ライマン系列
読み:ライマンけいれつ
輝線スペクトルの系列の一つ。n′=1。
概要
電子の準位が励起状態(n≧2)から基底状態(n=1)に遷移するときに放出される輝線。
1906(明治39)年にアメリカの物理学者ライマン(Theodore Lyman)により発見されたため、この名がある。
特徴
波長
水素のライマン系列が古くから研究されている。
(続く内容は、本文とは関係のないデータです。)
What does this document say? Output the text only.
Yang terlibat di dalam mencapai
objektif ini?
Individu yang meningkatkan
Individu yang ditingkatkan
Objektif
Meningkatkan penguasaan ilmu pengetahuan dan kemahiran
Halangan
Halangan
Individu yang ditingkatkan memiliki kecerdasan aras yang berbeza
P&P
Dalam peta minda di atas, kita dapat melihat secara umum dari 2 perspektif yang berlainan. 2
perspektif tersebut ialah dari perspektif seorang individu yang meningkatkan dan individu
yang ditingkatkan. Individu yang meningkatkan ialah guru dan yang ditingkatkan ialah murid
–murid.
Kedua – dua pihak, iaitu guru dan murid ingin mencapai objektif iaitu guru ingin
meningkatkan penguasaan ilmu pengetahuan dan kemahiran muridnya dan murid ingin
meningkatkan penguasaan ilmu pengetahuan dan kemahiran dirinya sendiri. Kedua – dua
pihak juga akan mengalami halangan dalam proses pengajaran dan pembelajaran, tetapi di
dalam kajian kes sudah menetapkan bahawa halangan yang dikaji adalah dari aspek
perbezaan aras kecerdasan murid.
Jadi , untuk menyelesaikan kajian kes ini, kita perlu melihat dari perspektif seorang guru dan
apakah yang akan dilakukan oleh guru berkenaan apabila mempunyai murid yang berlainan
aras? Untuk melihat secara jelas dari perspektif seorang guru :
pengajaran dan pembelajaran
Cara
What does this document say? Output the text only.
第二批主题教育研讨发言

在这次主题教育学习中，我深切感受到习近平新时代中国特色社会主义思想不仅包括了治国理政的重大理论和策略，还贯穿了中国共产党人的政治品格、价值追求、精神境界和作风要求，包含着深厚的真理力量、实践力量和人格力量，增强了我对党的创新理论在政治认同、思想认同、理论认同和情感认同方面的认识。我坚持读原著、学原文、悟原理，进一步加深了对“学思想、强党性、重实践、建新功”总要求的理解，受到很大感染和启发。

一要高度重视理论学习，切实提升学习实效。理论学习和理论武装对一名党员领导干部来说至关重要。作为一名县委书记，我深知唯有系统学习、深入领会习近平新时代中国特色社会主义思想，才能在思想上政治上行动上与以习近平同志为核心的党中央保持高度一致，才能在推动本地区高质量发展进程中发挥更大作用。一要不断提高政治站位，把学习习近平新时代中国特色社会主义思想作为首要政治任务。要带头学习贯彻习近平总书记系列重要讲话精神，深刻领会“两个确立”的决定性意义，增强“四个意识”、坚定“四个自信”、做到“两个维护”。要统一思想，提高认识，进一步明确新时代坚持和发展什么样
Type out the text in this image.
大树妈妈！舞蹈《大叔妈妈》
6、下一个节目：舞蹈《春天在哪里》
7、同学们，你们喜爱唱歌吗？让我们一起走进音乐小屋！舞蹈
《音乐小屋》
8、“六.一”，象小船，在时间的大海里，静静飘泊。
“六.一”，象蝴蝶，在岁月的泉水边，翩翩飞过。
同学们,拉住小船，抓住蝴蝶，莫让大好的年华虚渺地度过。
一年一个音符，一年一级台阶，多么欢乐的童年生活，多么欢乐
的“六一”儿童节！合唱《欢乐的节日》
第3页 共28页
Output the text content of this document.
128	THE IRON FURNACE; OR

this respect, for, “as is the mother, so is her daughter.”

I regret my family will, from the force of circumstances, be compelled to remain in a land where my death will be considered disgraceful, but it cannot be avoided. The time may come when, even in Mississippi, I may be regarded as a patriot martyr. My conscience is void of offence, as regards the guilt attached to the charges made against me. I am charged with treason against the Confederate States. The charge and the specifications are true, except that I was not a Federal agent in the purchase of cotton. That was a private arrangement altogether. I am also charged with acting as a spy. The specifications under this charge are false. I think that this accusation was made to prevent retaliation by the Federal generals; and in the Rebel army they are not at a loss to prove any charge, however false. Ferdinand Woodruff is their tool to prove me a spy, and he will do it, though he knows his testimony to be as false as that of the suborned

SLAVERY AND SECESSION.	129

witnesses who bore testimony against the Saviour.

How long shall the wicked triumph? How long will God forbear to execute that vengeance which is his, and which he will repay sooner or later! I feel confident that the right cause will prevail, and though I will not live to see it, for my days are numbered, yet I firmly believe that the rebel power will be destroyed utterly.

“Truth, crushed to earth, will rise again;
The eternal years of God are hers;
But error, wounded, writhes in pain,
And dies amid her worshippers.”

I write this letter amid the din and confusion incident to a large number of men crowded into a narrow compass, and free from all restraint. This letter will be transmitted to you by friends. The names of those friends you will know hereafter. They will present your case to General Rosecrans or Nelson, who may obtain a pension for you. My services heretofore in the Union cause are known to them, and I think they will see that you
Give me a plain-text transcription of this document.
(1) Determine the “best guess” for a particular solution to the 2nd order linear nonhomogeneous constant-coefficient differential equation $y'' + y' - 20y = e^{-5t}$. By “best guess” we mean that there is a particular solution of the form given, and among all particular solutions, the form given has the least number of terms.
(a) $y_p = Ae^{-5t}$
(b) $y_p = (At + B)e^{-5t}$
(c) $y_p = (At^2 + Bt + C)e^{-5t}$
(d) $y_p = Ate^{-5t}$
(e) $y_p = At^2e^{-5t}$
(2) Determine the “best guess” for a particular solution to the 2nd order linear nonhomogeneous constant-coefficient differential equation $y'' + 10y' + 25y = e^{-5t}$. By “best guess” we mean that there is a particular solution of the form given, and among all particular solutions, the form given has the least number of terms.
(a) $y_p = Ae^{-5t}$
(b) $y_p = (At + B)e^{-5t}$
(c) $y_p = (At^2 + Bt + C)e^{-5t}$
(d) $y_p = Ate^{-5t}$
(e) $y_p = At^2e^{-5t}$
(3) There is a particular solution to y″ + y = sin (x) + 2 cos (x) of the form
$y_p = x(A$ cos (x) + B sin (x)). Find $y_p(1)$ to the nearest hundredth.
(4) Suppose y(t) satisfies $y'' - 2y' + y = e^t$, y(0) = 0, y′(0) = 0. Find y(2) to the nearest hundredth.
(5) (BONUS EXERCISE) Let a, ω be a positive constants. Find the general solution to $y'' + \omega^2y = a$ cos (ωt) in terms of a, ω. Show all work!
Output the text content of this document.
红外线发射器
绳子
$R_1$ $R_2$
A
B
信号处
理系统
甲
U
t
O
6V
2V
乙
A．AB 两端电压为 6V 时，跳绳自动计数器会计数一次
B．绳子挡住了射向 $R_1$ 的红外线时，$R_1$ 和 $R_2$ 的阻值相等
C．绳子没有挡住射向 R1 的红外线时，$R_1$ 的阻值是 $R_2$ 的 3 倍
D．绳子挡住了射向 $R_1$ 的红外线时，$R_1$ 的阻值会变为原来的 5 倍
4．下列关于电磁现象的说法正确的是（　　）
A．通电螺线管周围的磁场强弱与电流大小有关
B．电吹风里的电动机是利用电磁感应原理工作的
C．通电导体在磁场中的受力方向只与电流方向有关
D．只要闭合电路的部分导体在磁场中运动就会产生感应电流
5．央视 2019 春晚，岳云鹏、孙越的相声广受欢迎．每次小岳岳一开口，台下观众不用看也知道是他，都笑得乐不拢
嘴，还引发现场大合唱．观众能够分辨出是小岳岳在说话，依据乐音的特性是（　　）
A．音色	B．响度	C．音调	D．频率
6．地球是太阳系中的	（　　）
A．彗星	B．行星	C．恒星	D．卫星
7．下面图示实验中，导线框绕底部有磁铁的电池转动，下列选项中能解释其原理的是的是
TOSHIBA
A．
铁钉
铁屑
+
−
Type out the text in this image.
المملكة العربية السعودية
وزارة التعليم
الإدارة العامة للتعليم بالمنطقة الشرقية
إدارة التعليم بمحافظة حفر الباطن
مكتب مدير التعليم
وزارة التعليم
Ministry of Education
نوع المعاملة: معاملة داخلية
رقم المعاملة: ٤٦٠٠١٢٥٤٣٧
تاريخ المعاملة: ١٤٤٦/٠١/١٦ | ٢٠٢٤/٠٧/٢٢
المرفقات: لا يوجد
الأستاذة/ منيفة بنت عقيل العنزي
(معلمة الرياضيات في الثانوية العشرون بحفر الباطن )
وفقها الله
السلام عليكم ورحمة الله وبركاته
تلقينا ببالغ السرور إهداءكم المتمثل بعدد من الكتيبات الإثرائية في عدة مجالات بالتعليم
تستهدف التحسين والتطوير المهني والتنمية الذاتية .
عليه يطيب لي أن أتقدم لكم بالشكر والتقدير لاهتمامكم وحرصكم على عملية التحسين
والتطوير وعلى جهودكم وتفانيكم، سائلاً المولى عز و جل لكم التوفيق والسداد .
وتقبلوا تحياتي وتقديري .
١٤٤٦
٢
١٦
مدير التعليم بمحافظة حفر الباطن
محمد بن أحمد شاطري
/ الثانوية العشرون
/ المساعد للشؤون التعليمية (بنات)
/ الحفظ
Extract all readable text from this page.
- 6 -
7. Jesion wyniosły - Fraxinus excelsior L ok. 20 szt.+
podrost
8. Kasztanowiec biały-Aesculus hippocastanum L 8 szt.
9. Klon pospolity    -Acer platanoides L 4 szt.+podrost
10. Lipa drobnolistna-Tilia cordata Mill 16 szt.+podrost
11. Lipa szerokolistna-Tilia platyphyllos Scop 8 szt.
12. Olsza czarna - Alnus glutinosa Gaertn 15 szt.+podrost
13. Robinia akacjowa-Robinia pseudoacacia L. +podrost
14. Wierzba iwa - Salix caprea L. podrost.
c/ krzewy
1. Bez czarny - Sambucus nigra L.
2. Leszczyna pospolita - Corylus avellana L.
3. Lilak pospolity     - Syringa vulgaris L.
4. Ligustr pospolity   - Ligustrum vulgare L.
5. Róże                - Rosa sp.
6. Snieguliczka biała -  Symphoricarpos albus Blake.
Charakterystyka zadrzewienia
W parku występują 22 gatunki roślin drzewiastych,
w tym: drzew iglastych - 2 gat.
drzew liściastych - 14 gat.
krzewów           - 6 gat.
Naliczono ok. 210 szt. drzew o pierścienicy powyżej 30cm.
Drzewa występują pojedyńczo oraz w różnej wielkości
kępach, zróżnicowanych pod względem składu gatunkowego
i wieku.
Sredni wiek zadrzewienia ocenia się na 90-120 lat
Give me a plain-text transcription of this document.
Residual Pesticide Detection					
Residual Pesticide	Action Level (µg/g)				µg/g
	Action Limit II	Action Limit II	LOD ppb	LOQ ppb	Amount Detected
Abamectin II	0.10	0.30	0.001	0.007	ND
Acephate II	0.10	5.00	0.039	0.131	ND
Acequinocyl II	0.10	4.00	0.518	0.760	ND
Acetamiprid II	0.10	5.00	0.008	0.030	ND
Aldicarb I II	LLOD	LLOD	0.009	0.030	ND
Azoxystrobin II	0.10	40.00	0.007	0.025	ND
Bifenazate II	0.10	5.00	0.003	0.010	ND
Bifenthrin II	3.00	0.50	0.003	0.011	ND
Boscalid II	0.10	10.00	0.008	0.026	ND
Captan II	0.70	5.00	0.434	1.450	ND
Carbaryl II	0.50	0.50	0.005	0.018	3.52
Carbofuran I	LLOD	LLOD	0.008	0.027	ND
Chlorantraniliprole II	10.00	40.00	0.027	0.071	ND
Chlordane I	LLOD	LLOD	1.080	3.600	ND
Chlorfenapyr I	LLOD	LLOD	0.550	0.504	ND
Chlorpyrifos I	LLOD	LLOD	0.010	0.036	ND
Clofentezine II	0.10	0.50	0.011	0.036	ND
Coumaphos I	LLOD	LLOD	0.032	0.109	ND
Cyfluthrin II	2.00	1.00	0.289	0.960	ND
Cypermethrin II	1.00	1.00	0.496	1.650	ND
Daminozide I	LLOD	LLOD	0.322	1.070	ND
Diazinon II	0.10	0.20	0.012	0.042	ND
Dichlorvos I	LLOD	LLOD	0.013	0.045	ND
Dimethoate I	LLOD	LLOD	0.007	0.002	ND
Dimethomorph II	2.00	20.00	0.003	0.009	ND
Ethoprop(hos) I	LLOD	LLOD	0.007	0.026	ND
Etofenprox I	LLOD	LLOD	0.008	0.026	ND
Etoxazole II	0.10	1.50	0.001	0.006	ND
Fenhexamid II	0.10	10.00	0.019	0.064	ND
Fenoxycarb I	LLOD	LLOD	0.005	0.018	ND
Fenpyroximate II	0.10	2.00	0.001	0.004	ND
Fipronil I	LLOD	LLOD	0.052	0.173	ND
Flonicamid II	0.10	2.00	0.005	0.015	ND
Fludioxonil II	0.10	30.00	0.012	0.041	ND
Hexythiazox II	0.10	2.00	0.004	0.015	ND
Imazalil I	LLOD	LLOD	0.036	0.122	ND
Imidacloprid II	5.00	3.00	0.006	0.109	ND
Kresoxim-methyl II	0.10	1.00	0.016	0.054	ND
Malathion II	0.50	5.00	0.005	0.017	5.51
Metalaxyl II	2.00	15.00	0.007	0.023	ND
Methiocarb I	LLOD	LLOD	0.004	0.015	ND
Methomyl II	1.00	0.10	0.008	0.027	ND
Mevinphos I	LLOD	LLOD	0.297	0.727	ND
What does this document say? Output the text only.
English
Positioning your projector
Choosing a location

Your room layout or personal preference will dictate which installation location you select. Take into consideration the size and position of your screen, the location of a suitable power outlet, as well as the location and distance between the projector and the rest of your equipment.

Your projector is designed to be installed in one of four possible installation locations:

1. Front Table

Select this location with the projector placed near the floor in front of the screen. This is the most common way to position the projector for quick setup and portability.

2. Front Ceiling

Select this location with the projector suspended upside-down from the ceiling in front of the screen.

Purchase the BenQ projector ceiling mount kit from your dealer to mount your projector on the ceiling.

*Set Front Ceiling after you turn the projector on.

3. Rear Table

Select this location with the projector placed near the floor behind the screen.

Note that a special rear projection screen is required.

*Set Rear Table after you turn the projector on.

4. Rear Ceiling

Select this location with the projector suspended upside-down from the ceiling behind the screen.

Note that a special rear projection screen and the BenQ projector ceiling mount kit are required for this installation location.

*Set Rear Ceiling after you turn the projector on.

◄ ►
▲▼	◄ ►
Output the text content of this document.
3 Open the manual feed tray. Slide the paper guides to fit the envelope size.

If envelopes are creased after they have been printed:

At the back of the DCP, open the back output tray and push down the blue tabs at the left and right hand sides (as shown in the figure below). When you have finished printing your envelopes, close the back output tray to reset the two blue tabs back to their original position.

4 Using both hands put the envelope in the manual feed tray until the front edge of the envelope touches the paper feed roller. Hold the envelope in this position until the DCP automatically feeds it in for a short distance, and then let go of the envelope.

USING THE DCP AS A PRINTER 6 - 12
これは、紫外線領域である。
波長の長い順にLy-α、Ly-β、Ly-γ…、…Ly-∞と呼ぶ。
- n=2→1 (Ly-α) 121.6nm
- n=3→1 (Ly-β) 102.6nm
- n=4→1 (Ly-γ) 97.3nm
- n=5→1 (Ly-δ) 95.0nm
- n=6→1 (Ly-ε) 93.8nm
- n=7→1 (Ly-ζ) 93.1nm
- n=8→1 (Ly-η) 92.6nm
- n=9→1 (Ly-θ) 92.3nm
- n=10→1 (Ly-ι) 92.1nm
- n=11→1 (Ly-κ) 91.9nm
- n=∞→1 (Limit) 92.2nm
ライマンα線
天文学では、このうちLy-α(ライマンα線)を距離の計測に用いている。
水素の原子は宇宙の至る所にあるため、この水素のLy-αの赤方偏移の量を調べることで、天体までの距離を測ることができる。
Ly-αの121.6nmは紫外線だが、遠方の天体では赤方偏移で可視光線、超遠方であれば赤外線にまでずれて(波長が伸びて)観測される。